Sunrise host Nat Barr unleashes over Peter Dutton’s Voice plan: ‘You go to Alice Springs and kids are living in squalor

  • Natalie Barr grills Peter Dutton over Voice claims

Natalie Barr has unleashed on Peter Dutton after he promised to spend millions of dollars on a second referendum if the Voice to Parliament fails. 

The Sunrise host asked the Opposition leader why he would spend another $450million on a referendum that ‘First Nation people aren’t actually asking for’. 

‘I think it’s the right and the respectful thing to do to simply acknowledge our history and I think is the right thing to do for Indigenous Australians,’ Mr Dutton said.

‘I think it’s the wrong thing for our country to enshrine a Voice in the constitution and we should be very clear about that. I believe an overwhelming number of Australians support recognition but don’t support the Voice.’

Mr Dutton called on the Prime Minister to change the question. 

‘We don’t need a second referendum if the Prime Minister listens to the Australian public and changes the question and just has a simple recognition question put to the Australian people on October 14,’ he said. 

Barr asked how recognition of Indigenous Australians would improve poverty, incarceration rates and other ‘awful statistics’. 

Sunrise host Nat Barr unleashes over Peter Dutton’s Voice plan: ‘You go to Alice Springs and kids are living in squalor

Sunrise host Natalie Barr asked the Opposition leader why he would spend another $450million on a referendum that ‘First Nation people aren’t actually asking for’

‘It is most acute in regional and remote areas but if you go to some Indigenous communities such as East Arnhem land, they have a functioning society … like you would see in any other regional town,’ Mr Dutton said. 

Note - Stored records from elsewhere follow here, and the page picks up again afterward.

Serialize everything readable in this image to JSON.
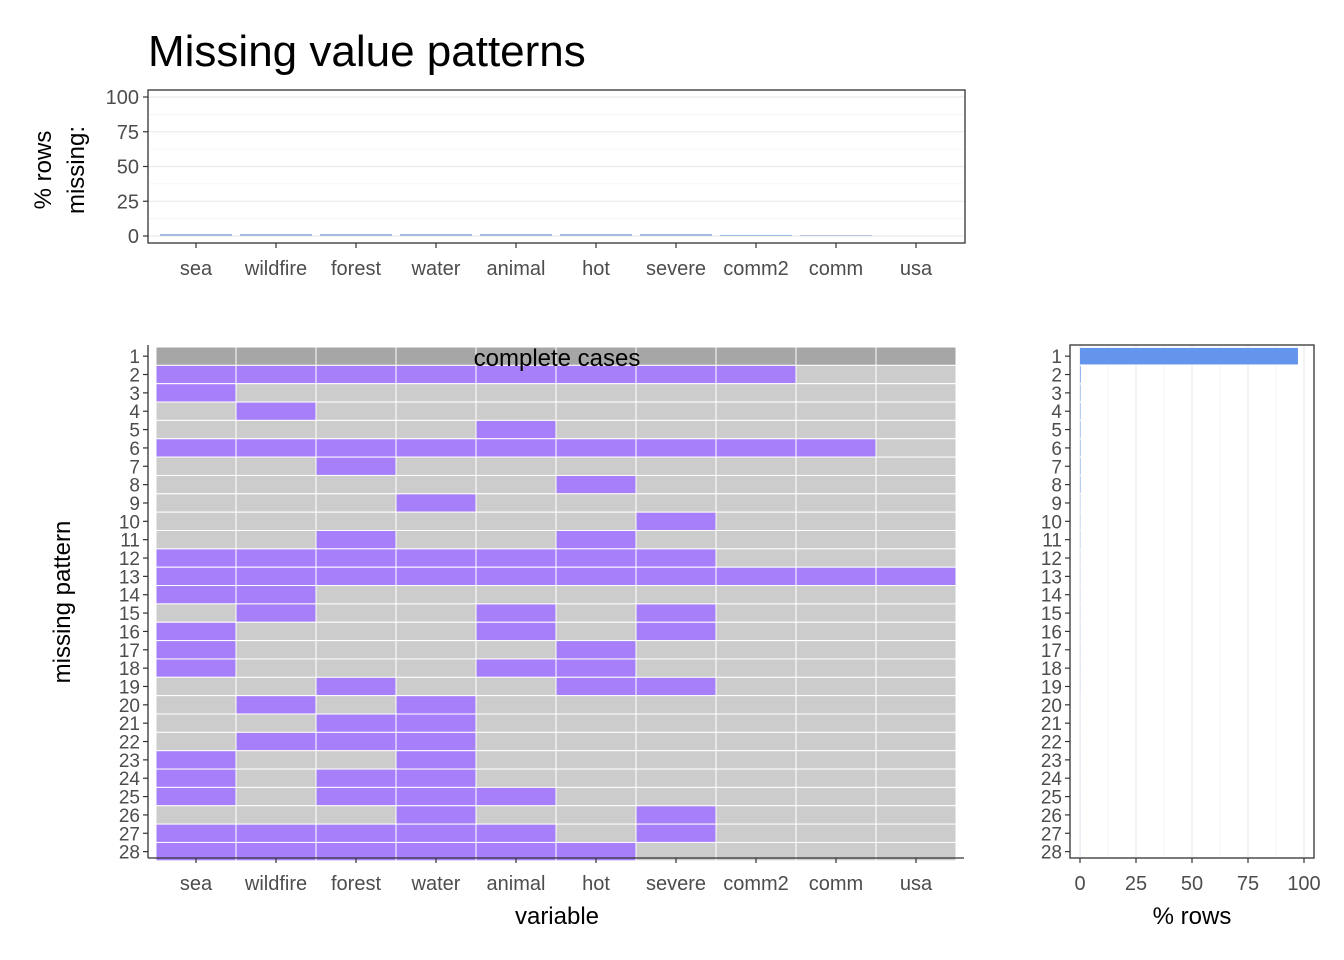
{
  "chart_data": [
    {
      "type": "bar",
      "panel": "top",
      "title": "Missing value patterns",
      "ylabel": "% rows\nmissing:",
      "xlabel": "",
      "categories": [
        "sea",
        "wildfire",
        "forest",
        "water",
        "animal",
        "hot",
        "severe",
        "comm2",
        "comm",
        "usa"
      ],
      "values": [
        1.5,
        1.5,
        1.5,
        1.5,
        1.5,
        1.5,
        1.5,
        0.8,
        0.6,
        0
      ],
      "ylim": [
        0,
        100
      ],
      "yticks": [
        "0",
        "25",
        "50",
        "75",
        "100"
      ],
      "grid": true,
      "colors": {
        "bar": "#a6bde3"
      }
    },
    {
      "type": "heatmap",
      "panel": "main",
      "xlabel": "variable",
      "ylabel": "missing pattern",
      "columns": [
        "sea",
        "wildfire",
        "forest",
        "water",
        "animal",
        "hot",
        "severe",
        "comm2",
        "comm",
        "usa"
      ],
      "row_labels": [
        "1",
        "2",
        "3",
        "4",
        "5",
        "6",
        "7",
        "8",
        "9",
        "10",
        "11",
        "12",
        "13",
        "14",
        "15",
        "16",
        "17",
        "18",
        "19",
        "20",
        "21",
        "22",
        "23",
        "24",
        "25",
        "26",
        "27",
        "28"
      ],
      "annotation": "complete cases",
      "values": [
        [
          0,
          0,
          0,
          0,
          0,
          0,
          0,
          0,
          0,
          0
        ],
        [
          1,
          1,
          1,
          1,
          1,
          1,
          1,
          1,
          0,
          0
        ],
        [
          1,
          0,
          0,
          0,
          0,
          0,
          0,
          0,
          0,
          0
        ],
        [
          0,
          1,
          0,
          0,
          0,
          0,
          0,
          0,
          0,
          0
        ],
        [
          0,
          0,
          0,
          0,
          1,
          0,
          0,
          0,
          0,
          0
        ],
        [
          1,
          1,
          1,
          1,
          1,
          1,
          1,
          1,
          1,
          0
        ],
        [
          0,
          0,
          1,
          0,
          0,
          0,
          0,
          0,
          0,
          0
        ],
        [
          0,
          0,
          0,
          0,
          0,
          1,
          0,
          0,
          0,
          0
        ],
        [
          0,
          0,
          0,
          1,
          0,
          0,
          0,
          0,
          0,
          0
        ],
        [
          0,
          0,
          0,
          0,
          0,
          0,
          1,
          0,
          0,
          0
        ],
        [
          0,
          0,
          1,
          0,
          0,
          1,
          0,
          0,
          0,
          0
        ],
        [
          1,
          1,
          1,
          1,
          1,
          1,
          1,
          0,
          0,
          0
        ],
        [
          1,
          1,
          1,
          1,
          1,
          1,
          1,
          1,
          1,
          1
        ],
        [
          1,
          1,
          0,
          0,
          0,
          0,
          0,
          0,
          0,
          0
        ],
        [
          0,
          1,
          0,
          0,
          1,
          0,
          1,
          0,
          0,
          0
        ],
        [
          1,
          0,
          0,
          0,
          1,
          0,
          1,
          0,
          0,
          0
        ],
        [
          1,
          0,
          0,
          0,
          0,
          1,
          0,
          0,
          0,
          0
        ],
        [
          1,
          0,
          0,
          0,
          1,
          1,
          0,
          0,
          0,
          0
        ],
        [
          0,
          0,
          1,
          0,
          0,
          1,
          1,
          0,
          0,
          0
        ],
        [
          0,
          1,
          0,
          1,
          0,
          0,
          0,
          0,
          0,
          0
        ],
        [
          0,
          0,
          1,
          1,
          0,
          0,
          0,
          0,
          0,
          0
        ],
        [
          0,
          1,
          1,
          1,
          0,
          0,
          0,
          0,
          0,
          0
        ],
        [
          1,
          0,
          0,
          1,
          0,
          0,
          0,
          0,
          0,
          0
        ],
        [
          1,
          0,
          1,
          1,
          0,
          0,
          0,
          0,
          0,
          0
        ],
        [
          1,
          0,
          1,
          1,
          1,
          0,
          0,
          0,
          0,
          0
        ],
        [
          0,
          0,
          0,
          1,
          0,
          0,
          1,
          0,
          0,
          0
        ],
        [
          1,
          1,
          1,
          1,
          1,
          0,
          1,
          0,
          0,
          0
        ],
        [
          1,
          1,
          1,
          1,
          1,
          1,
          0,
          0,
          0,
          0
        ]
      ],
      "colors": {
        "complete": "#a6a6a6",
        "missing": "#a87ffb",
        "present": "#cccccc"
      }
    },
    {
      "type": "bar",
      "panel": "right",
      "orientation": "horizontal",
      "xlabel": "% rows",
      "ylabel": "",
      "categories": [
        "1",
        "2",
        "3",
        "4",
        "5",
        "6",
        "7",
        "8",
        "9",
        "10",
        "11",
        "12",
        "13",
        "14",
        "15",
        "16",
        "17",
        "18",
        "19",
        "20",
        "21",
        "22",
        "23",
        "24",
        "25",
        "26",
        "27",
        "28"
      ],
      "values": [
        97.3,
        0.3,
        0.2,
        0.2,
        0.2,
        0.2,
        0.2,
        0.2,
        0.1,
        0.1,
        0.1,
        0.05,
        0.05,
        0.05,
        0.05,
        0.05,
        0.05,
        0.05,
        0.05,
        0.03,
        0.03,
        0.03,
        0.03,
        0.03,
        0.03,
        0.03,
        0.03,
        0.03
      ],
      "xlim": [
        0,
        100
      ],
      "xticks": [
        "0",
        "25",
        "50",
        "75",
        "100"
      ],
      "grid": true,
      "colors": {
        "bar": "#6495ed"
      }
    }
  ]
}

‘You go to Alice Springs and kids are living in squalor, attendance rates in school and through the floor.’

He said Indigenous Australians in remote communities wanted more tangible outcomes, such as secure housing, rather than constitutional recognition. 

‘They want, for example, accommodation boarding houses at the school so kids can be fed and housed and live safely,’ he said. 

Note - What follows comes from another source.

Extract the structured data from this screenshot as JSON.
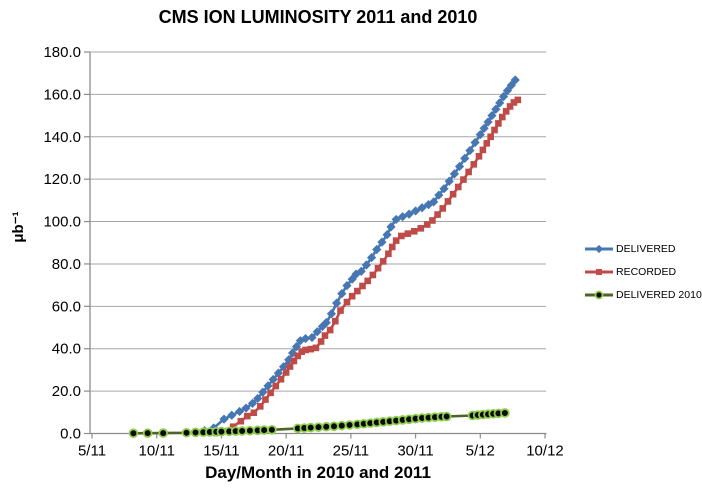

‘I know what you mean, but we have spent billions and billions over many years and those ideas have come up before,’ Barr hit back. 

‘You’re not the first and they’re not the first, so to change something, don’t we have to draw a line in the sand and do what most Indigenous people are calling for?’ 

Mr Dutton said there was ‘good intention’ in parliament and the community, but that billions of dollars of investment wasn’t reaching people living in squalor.

‘The question is whether the Voice changes any of that,’ he said.